Aktuelle Bilder 27. Landesparteitag der CDU Sachsen-Anhalt in Dessau-Roßlau Die Delegierten entschieden unter anderem über die Zusammensetzung des Landesvorstandes: Thomas Webel, Minister für Landesentwicklung und Verkehr, wurde in seinem Amt als Landesvorsitzender bestätigt. Neben Innenminister Holger Stahlknecht und Finanzminister André Schröder wurde auch ich als stellvertretende Landesvorsitzende wiedergewählt. Darüber hinaus wird der Europaabgeordnete Sven Schulze zukünftig das Amt des Generalsekretärs bekleiden. Mit Mario Karschunke kümmert sich ab sofort ein neu gewählter Mitgliederbeauftragter um die Gewinnung neuer Mitglieder. Ebenfalls neu gewählt wurden die 15 Beisitzerinnen und Beisitzer des Landesvorstandes. In allen Gremien der Parteiführung wird die Frauenquote erfüllt.

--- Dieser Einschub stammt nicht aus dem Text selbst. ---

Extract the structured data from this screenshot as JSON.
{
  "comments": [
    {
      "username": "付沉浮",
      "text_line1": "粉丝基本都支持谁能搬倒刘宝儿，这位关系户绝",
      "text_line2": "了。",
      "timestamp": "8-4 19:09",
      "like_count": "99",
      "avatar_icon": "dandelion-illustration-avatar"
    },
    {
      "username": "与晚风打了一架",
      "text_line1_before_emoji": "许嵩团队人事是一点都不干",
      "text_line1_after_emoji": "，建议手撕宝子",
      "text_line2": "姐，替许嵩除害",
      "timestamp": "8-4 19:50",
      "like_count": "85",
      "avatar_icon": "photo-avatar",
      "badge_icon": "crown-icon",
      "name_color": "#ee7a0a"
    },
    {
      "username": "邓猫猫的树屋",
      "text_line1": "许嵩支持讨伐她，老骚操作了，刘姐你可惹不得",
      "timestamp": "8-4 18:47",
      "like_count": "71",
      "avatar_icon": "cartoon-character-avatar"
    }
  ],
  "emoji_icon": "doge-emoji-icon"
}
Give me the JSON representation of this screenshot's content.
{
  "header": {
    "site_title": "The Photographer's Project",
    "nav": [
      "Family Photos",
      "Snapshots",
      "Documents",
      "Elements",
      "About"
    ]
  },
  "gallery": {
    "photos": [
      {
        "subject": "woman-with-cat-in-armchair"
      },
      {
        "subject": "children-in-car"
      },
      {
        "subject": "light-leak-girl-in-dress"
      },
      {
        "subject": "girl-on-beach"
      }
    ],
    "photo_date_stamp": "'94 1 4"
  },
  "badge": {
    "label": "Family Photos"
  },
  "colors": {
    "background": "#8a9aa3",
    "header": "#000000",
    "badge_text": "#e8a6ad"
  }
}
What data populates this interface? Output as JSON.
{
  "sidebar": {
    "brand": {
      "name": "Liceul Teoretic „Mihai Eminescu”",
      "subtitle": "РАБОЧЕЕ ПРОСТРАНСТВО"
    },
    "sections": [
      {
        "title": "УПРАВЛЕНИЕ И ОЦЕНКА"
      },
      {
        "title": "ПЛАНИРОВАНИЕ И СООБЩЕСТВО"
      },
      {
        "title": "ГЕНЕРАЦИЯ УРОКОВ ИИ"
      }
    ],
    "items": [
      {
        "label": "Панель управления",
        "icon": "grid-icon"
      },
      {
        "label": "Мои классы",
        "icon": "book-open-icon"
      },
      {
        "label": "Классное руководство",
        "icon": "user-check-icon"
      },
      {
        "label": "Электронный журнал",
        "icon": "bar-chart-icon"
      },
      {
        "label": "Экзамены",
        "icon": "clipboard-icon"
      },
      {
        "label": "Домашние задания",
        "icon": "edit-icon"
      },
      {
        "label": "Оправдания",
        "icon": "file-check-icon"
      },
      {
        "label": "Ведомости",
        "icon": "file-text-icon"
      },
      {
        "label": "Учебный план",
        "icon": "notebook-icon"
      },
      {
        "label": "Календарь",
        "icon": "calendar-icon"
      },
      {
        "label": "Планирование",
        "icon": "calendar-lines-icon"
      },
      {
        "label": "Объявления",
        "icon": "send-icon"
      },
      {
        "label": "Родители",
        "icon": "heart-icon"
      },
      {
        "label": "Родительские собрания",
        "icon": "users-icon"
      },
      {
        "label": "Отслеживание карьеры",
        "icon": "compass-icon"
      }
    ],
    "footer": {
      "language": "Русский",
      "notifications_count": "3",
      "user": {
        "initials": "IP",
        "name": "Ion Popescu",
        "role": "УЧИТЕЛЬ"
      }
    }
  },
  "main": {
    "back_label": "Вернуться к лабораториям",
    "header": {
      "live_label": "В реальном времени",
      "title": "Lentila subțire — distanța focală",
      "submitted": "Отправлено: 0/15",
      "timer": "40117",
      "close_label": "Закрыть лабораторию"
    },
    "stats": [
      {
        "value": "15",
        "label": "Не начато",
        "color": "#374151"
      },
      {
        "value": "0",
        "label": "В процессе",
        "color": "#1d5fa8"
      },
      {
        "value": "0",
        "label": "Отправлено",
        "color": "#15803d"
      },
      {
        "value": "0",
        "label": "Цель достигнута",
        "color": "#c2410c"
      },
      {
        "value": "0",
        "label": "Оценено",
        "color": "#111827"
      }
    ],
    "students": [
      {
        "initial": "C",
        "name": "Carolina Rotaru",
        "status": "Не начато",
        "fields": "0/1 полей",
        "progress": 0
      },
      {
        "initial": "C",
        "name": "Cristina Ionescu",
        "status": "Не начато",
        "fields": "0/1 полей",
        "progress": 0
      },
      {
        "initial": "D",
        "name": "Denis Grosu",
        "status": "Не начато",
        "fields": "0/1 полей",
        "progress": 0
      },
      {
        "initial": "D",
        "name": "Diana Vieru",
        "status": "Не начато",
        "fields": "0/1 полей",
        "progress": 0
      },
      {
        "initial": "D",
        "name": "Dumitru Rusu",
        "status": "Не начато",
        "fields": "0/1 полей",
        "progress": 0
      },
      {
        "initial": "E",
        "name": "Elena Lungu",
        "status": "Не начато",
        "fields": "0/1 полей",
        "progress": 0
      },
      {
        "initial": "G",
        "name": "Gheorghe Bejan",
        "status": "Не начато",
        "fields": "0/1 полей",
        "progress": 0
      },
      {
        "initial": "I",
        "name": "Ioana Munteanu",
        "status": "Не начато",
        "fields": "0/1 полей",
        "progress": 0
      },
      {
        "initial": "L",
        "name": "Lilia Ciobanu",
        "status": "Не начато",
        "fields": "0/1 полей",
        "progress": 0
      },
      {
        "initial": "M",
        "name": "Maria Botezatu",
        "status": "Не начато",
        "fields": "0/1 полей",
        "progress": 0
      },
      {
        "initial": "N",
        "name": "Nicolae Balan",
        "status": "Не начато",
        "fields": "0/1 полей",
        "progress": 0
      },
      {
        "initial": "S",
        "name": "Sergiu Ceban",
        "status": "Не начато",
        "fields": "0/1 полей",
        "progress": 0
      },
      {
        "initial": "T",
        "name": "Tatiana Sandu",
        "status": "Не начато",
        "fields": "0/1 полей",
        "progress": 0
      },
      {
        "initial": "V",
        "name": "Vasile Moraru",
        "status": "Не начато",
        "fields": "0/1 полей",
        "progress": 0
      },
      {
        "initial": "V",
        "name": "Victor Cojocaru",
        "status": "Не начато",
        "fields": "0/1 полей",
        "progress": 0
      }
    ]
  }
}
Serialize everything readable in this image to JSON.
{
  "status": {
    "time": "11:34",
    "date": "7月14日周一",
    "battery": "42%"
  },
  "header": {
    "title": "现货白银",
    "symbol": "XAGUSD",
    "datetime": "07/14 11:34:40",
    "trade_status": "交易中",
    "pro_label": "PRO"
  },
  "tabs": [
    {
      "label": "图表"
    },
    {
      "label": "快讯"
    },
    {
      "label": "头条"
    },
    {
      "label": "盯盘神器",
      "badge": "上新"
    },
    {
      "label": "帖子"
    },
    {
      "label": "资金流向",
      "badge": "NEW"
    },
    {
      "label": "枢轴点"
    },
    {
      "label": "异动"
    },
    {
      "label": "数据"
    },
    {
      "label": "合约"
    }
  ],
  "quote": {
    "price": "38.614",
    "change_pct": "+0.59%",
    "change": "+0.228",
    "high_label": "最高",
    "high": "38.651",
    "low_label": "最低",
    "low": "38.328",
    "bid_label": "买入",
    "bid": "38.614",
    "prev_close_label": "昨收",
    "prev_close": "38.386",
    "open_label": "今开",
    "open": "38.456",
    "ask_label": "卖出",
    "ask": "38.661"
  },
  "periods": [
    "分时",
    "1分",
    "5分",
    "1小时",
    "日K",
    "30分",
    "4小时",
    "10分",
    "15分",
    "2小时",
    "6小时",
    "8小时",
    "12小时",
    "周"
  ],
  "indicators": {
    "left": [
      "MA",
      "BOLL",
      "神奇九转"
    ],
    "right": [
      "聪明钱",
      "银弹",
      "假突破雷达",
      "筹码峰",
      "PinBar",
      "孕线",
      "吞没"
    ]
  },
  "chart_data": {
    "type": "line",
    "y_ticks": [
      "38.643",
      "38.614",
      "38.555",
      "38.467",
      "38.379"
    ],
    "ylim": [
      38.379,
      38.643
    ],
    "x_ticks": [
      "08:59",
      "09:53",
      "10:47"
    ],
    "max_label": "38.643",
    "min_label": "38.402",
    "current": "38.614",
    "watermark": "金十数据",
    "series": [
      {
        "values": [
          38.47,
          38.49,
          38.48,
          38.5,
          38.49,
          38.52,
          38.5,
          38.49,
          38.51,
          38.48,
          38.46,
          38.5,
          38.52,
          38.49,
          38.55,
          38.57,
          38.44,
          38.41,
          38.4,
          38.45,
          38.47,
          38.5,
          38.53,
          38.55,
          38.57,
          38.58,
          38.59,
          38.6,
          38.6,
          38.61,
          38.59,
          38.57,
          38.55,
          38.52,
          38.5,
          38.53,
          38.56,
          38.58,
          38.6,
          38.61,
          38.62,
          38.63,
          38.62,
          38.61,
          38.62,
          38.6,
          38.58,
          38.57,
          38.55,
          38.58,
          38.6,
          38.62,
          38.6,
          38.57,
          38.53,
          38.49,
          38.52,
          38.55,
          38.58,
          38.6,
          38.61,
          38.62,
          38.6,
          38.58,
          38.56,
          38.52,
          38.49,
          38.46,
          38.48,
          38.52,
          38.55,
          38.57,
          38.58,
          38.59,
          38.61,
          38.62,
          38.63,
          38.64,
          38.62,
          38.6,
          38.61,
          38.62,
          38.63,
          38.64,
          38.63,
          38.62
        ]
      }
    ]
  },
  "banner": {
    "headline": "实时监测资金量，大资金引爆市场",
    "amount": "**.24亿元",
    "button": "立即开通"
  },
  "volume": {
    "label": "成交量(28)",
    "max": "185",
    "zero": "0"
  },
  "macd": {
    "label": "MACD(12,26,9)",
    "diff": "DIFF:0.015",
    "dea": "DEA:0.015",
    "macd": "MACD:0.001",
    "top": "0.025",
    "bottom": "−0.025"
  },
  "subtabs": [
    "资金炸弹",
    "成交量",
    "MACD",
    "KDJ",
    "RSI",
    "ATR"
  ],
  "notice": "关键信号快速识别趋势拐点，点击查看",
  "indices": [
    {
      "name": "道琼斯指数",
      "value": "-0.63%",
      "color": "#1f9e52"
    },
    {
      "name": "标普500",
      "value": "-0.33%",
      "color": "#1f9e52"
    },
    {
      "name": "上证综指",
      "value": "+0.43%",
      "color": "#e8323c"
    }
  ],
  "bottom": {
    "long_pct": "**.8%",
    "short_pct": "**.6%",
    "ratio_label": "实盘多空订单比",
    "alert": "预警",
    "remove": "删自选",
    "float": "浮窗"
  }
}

Kongress-kommunal 2016 Unter dem Motto "Heimat neu denken" fand in Bielefeld die Bundesvertreterversammlung der Kommunalpolitischen Vereinigung der CDU und CSU Deutschlands (KPV) statt, an der ich als stellv. Bundesvorsitzende gern teilgenommen habe. Vor rund 400 Gästen haben wir zahlreiche aktuelle kommunalrelevante Themen diskutiert. Dazu gehörten Möglichkeiten zur Schaffung von mehr bezahlbaren Wohnraum, der kommunalen Daseinsvorsorge, der Kommunalfinanzen sowie die Sicherung und Weiterentwicklung der Energieversorgung vor Ort. Peter Altmaier, Chef des Bundeskanzleramtes und Bundesminister für besondere Aufgaben, sprach in seiner Rede den Städten, Kommunen und Kreisen ein großes Lob für die enormen Leistungen bei der Aufnahme und Unterbringung von Flüchtlingen aus.

25 Jahre Magdeburger Tourismusverband Gemeinsam mit Lars-Jörn Zimmer MdL war ich zu Gast beim 25jährigen Jubiläum des Magdeburger Tourismusverband Elbe-BördeHeide e.V. im Kurpark Bad Salzelmen. Der Verband ist seit der Gründung im Jahr 1991 eine feste Größe im Tourismus in SachsenAnhalt und vertritt als Dachverband stets verlässlich und kompetent die Interessen von Landkreisen, Städten und Gemeinden sowie touristischen Betrieben, Vereinen und Unternehmen. Dass sich solches Engagement auszahlt, zeigt ein Blick auf den Tourismus in Sachsen-Anhalt, der sich in den letzten 5 Jahren in allen Reisegebieten positiv entwickelt hat.